4.3 Experimental Results

The experimental results of the MSVMs-SW and the baseline models are presented in Table 1. These results are the average of the 50 collections of the RCV1 dataset. The comparison between the proposed model, MSVMs-SW model, and other six baseline models was completed using two measures, F1 and Accuracy. The results in Table 1 have been categorized into two groups. The first group includes two SVM models (libSVM and SVMperf); the second group includes a popular influential classifier.

Table 1. Evaluation results of our model compared with the baselines.

Table 1 shows that our proposed model outperformed all baseline models for text classification. Compared to the SVM models, the MSVMs-SW was significantly better on average with a minimum improvement of 4.3% and a maximum improvement of 36.1%. Compared to the IBK model, which has the highest Accuracy value in the second group, F1 and Accuracy of the MSVM-SW model were significantly improved by 40.1% and 2.6%, respectively.

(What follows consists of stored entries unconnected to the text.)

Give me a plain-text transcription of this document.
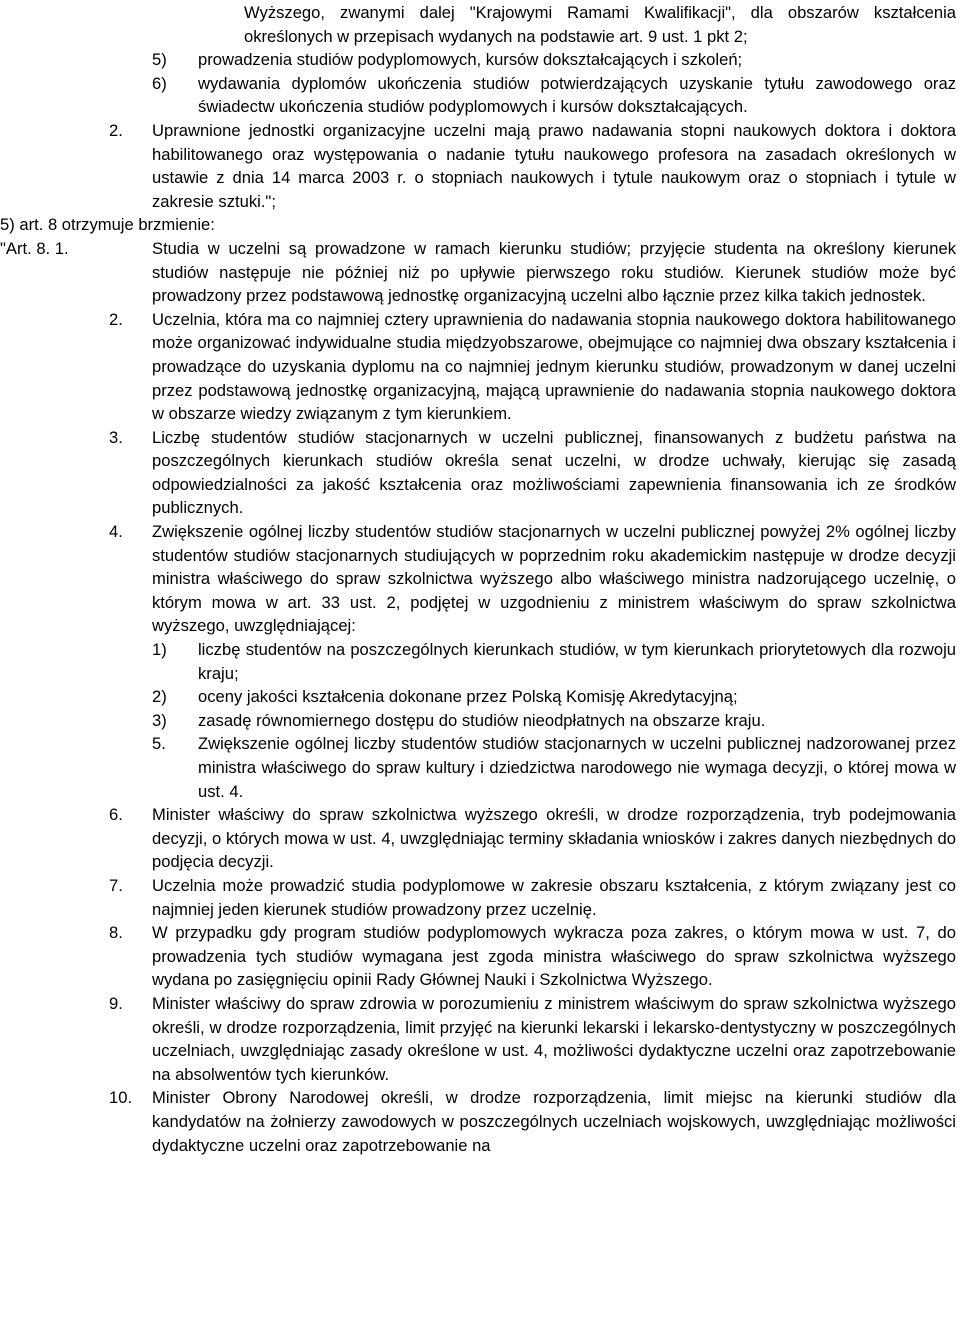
Wyższego, zwanymi dalej "Krajowymi Ramami Kwalifikacji", dla obszarów kształcenia określonych w przepisach wydanych na podstawie art. 9 ust. 1 pkt 2;

5) prowadzenia studiów podyplomowych, kursów dokształcających i szkoleń;
6) wydawania dyplomów ukończenia studiów potwierdzających uzyskanie tytułu zawodowego oraz świadectw ukończenia studiów podyplomowych i kursów dokształcających.
2. Uprawnione jednostki organizacyjne uczelni mają prawo nadawania stopni naukowych doktora i doktora habilitowanego oraz występowania o nadanie tytułu naukowego profesora na zasadach określonych w ustawie z dnia 14 marca 2003 r. o stopniach naukowych i tytule naukowym oraz o stopniach i tytule w zakresie sztuki.";
5) art. 8 otrzymuje brzmienie:
"Art. 8. 1.	Studia w uczelni są prowadzone w ramach kierunku studiów; przyjęcie studenta na określony kierunek studiów następuje nie później niż po upływie pierwszego roku studiów. Kierunek studiów może być prowadzony przez podstawową jednostkę organizacyjną uczelni albo łącznie przez kilka takich jednostek.
2. Uczelnia, która ma co najmniej cztery uprawnienia do nadawania stopnia naukowego doktora habilitowanego może organizować indywidualne studia międzyobszarowe, obejmujące co najmniej dwa obszary kształcenia i prowadzące do uzyskania dyplomu na co najmniej jednym kierunku studiów, prowadzonym w danej uczelni przez podstawową jednostkę organizacyjną, mającą uprawnienie do nadawania stopnia naukowego doktora w obszarze wiedzy związanym z tym kierunkiem.
3. Liczbę studentów studiów stacjonarnych w uczelni publicznej, finansowanych z budżetu państwa na poszczególnych kierunkach studiów określa senat uczelni, w drodze uchwały, kierując się zasadą odpowiedzialności za jakość kształcenia oraz możliwościami zapewnienia finansowania ich ze środków publicznych.
4. Zwiększenie ogólnej liczby studentów studiów stacjonarnych w uczelni publicznej powyżej 2% ogólnej liczby studentów studiów stacjonarnych studiujących w poprzednim roku akademickim następuje w drodze decyzji ministra właściwego do spraw szkolnictwa wyższego albo właściwego ministra nadzorującego uczelnię, o którym mowa w art. 33 ust. 2, podjętej w uzgodnieniu z ministrem właściwym do spraw szkolnictwa wyższego, uwzględniającej:
1) liczbę studentów na poszczególnych kierunkach studiów, w tym kierunkach priorytetowych dla rozwoju kraju;
2) oceny jakości kształcenia dokonane przez Polską Komisję Akredytacyjną;
3) zasadę równomiernego dostępu do studiów nieodpłatnych na obszarze kraju.
5. Zwiększenie ogólnej liczby studentów studiów stacjonarnych w uczelni publicznej nadzorowanej przez ministra właściwego do spraw kultury i dziedzictwa narodowego nie wymaga decyzji, o której mowa w ust. 4.
6. Minister właściwy do spraw szkolnictwa wyższego określi, w drodze rozporządzenia, tryb podejmowania decyzji, o których mowa w ust. 4, uwzględniając terminy składania wniosków i zakres danych niezbędnych do podjęcia decyzji.
7. Uczelnia może prowadzić studia podyplomowe w zakresie obszaru kształcenia, z którym związany jest co najmniej jeden kierunek studiów prowadzony przez uczelnię.
8. W przypadku gdy program studiów podyplomowych wykracza poza zakres, o którym mowa w ust. 7, do prowadzenia tych studiów wymagana jest zgoda ministra właściwego do spraw szkolnictwa wyższego wydana po zasięgnięciu opinii Rady Głównej Nauki i Szkolnictwa Wyższego.
9. Minister właściwy do spraw zdrowia w porozumieniu z ministrem właściwym do spraw szkolnictwa wyższego określi, w drodze rozporządzenia, limit przyjęć na kierunki lekarski i lekarsko-dentystyczny w poszczególnych uczelniach, uwzględniając zasady określone w ust. 4, możliwości dydaktyczne uczelni oraz zapotrzebowanie na absolwentów tych kierunków.
10. Minister Obrony Narodowej określi, w drodze rozporządzenia, limit miejsc na kierunki studiów dla kandydatów na żołnierzy zawodowych w poszczególnych uczelniach wojskowych, uwzględniając możliwości dydaktyczne uczelni oraz zapotrzebowanie na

The t-test p-values evaluation in Table 2 also indicated that the proposed model is extremely statistically significant with a pvalue < 0.05, compared with other baseline models on both F1 and Accuracy for both one-tail and two-tails.

Table 2. The p-values (one/two-tails) of the baseline models in comparison with MSVMs-SW model on RCV1.

In order to test the effectiveness of using multiple-SVMs in our proposed model, we performed the same experiments with a single SVM classifier which used the original training set. The aims of using multiple-SVMs was to provide a way to make the decision boundary better. Therefore, we tried to separate the uncertain boundary to identify a clear boundary for both relevant and irrelevant parts. Table 3 shows the results of the performance of a single SVM classifier and multiple-SVMs on the RCV1 dataset. We used the precision, F1-measure and Accuracy as measures for comparison.

Table 3. Multiple-SVMs Results compared with single SVM on RCV1.

In Table 3 we found that using multiple-SVMs achieved an average increase of 30.4% for F1. When considering precision value, multiple-SVMs showed the best performance, especially for the relevant part (Precision+) with 7.8% improvement on average. It is clear that using multiple-SVMs instead of a single one can lead to better classification and improve the overall accuracy with data having uncertainty.

Based on the results presented earlier, the MSVMs-SW model improved the binary classification with the highest score in both F1 and Accuracy (and particularly in F1) that best expresses the real situation in text classification.

5 Conclusion

The MSVMs-SW model was proposed to deal with data having uncertainty, a situation in which is difficult to obtain good results when using non-linear SVM. This model uses the training set effectively to achieve super machine learning with high classification accuracy and to improve the performance of binary text classification. It tries to understand uncertainty by dividing the training set into three regions, namely, positive, negative, and boundary, in order to improve the certainty of both relevant and irrelevant parts and to reduce the impact of uncertainty in the boundary part. The partition of training sets was achieved by applying an effective SW technique and threshold setting and then organizing training samples to generate new training sets. After the boundary region was identified, we used multiple-SVMs instead of a single one to learn the classifiers and to classify new incoming documents. The experimental results using the standard RCV1 dataset show that the proposed model achieved significant improvements in F1 and Accuracy, especially F1, and outperforms existing classifiers, including state-of-the-art classifiers.